I decided to put Dan’s giraffe in a safe space where I could see him.  ‘I’ll place him on this table so when we go to visit Dan I’ll remember to bring him,’ I thought to myself.  Curious as to what giraffes represent in a spiritual sense, I decided to get online and look around.  All sorts of wonderful descriptions and images were revealed.  However, one stuck with me, ‘Giraffe symbolism is a strong indication that change is on the horizon.’

On June 1st, I was busy waiting to engage in a conference call when Dan’s sister contacted me online.  She made a request that I call her as soon as I could.  It has been a while since she and I spoke and I knew something was very wrong.  I informed Aaron while he was at work and told him that I could not respond to her due to the call I was expecting.  He decided to pick up the phone and call her where he learned that Dan was found dead in a hotel room in Salt Lake City on his way to Texas to see a doctor and visit Yvette.

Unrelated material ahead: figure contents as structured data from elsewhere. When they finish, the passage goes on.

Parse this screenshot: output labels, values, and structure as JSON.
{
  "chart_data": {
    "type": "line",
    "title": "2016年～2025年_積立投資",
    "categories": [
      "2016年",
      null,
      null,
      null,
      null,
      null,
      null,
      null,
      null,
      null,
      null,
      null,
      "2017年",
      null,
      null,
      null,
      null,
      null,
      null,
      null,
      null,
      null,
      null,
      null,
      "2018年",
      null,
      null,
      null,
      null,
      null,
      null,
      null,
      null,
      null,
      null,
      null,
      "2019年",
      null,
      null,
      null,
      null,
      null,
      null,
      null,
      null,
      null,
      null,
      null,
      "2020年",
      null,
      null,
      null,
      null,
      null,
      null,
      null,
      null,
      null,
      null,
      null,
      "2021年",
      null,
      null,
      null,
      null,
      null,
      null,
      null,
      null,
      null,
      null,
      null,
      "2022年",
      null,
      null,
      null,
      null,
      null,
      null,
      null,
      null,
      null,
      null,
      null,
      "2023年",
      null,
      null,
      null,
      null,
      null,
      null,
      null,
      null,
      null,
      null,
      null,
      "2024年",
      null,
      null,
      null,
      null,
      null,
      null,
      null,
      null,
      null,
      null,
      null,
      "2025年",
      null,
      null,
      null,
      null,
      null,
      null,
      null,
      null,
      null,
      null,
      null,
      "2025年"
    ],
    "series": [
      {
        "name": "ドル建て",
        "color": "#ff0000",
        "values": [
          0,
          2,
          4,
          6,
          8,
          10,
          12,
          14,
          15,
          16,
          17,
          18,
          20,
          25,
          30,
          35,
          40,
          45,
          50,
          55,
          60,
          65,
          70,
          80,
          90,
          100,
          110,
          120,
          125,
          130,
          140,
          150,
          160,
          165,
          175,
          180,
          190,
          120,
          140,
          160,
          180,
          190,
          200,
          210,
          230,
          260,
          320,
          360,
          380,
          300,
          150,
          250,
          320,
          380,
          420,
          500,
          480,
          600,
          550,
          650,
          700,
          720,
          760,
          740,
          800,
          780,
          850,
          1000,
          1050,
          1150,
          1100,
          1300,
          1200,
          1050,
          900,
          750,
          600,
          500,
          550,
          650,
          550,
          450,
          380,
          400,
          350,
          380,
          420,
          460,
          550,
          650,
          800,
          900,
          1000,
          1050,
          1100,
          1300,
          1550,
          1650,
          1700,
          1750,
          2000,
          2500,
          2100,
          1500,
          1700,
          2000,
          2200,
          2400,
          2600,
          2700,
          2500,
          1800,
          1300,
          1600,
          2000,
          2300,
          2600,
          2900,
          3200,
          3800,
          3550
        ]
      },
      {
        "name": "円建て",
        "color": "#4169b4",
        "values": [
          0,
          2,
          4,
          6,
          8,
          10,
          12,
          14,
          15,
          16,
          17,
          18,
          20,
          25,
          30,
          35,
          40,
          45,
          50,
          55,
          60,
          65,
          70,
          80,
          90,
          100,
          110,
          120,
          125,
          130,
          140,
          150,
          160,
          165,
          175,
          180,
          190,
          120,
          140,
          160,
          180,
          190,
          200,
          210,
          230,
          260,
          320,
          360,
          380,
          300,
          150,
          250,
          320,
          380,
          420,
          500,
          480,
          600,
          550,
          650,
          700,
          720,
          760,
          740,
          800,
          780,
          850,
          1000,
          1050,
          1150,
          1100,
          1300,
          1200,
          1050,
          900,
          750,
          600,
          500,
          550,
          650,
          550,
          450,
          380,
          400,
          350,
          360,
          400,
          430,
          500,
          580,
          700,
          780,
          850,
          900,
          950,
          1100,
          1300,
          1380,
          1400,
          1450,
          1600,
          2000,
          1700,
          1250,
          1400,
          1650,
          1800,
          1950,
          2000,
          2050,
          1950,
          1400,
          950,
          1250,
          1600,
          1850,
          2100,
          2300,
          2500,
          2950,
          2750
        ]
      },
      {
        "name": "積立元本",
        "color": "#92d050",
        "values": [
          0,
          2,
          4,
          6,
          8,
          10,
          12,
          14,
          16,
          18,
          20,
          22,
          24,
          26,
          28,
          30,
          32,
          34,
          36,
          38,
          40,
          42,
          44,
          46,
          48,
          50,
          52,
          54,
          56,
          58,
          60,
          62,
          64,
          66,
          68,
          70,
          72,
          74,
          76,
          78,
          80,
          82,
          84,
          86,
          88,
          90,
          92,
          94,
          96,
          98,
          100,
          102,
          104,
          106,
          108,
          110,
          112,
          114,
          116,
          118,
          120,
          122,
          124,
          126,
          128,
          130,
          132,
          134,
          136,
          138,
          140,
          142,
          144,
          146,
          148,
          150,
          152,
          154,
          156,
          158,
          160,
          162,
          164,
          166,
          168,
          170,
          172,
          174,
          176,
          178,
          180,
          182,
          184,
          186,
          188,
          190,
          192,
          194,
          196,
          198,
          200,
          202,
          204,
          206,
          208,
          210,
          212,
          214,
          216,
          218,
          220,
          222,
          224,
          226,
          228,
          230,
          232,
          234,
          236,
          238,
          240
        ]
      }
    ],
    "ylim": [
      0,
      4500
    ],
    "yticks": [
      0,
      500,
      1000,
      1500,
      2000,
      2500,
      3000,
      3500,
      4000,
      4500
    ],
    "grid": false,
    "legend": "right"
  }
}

For anyone who has ever lost someone who they love and care about, you know that there is nothing that can prepare you for the news in what ever form it may come.  After we connected with Dan’s family and our common friends, Aaron and I sat watching the sunset with our unborn son who we had decided to name Daniel four weeks earlier.

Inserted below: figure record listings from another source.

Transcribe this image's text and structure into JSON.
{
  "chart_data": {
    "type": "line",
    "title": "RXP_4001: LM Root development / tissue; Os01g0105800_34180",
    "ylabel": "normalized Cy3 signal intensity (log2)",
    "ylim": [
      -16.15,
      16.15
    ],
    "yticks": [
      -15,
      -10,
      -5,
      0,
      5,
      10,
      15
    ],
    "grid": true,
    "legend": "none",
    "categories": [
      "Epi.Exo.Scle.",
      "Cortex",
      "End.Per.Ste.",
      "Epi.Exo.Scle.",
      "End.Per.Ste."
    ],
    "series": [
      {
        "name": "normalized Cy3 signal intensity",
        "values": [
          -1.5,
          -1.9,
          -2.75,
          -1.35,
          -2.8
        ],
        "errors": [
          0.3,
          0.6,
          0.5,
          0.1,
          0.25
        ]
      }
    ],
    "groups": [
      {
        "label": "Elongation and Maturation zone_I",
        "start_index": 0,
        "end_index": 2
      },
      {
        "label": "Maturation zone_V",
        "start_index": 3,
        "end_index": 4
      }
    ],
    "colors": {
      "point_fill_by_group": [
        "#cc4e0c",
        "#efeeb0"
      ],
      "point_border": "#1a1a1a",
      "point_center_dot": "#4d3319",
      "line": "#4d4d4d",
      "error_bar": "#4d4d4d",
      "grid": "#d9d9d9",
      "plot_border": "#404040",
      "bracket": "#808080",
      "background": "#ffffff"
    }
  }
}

“What would you have done if someone told you that the person you just met was going to die almost three years later?” asked Aaron.

“I don’t know.  I guess we never really know when any of us are going to go,” I replied.  “I am just so sad.”

“Me too,” said Aaron.

This picture was taken in the summer of 2014 – the last time the Ingenuers saw Dan in person.

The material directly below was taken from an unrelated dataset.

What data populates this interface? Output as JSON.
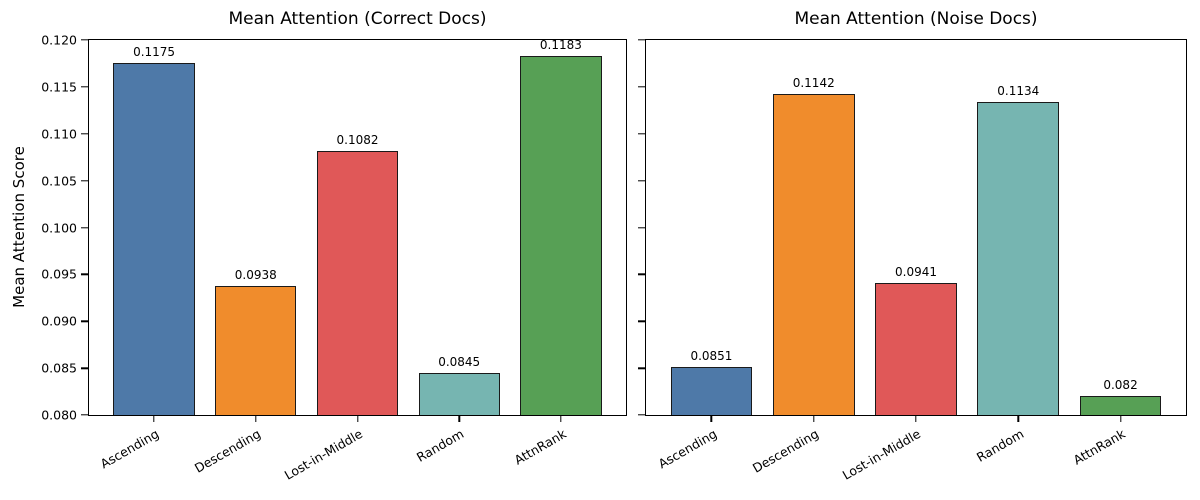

Dr. Dan did something extraordinary that most people never have the courage to do.  He gave genuinely from the heart because he recognized he was in a position to be able to do so.  He chose to invest his time, resources and love in people that others tend to overlook.  Where others saw nothing, he saw potential.  Whether it was through helping us and others get access to resources they could not afford, to providing the love and support he could offer, Dan strived to bring out the best by pushing himself and others to their limits.  Dan was a visionary full of foresight and intuition.

His kindness and support has helped made each of us stronger here at Ingenuity Innovation Center.  As one of the early adopters of the vision, his participation gave permission for others to step forward and believe in the magic that we are creating here and bringing to others all over the world.  He will be deeply missed.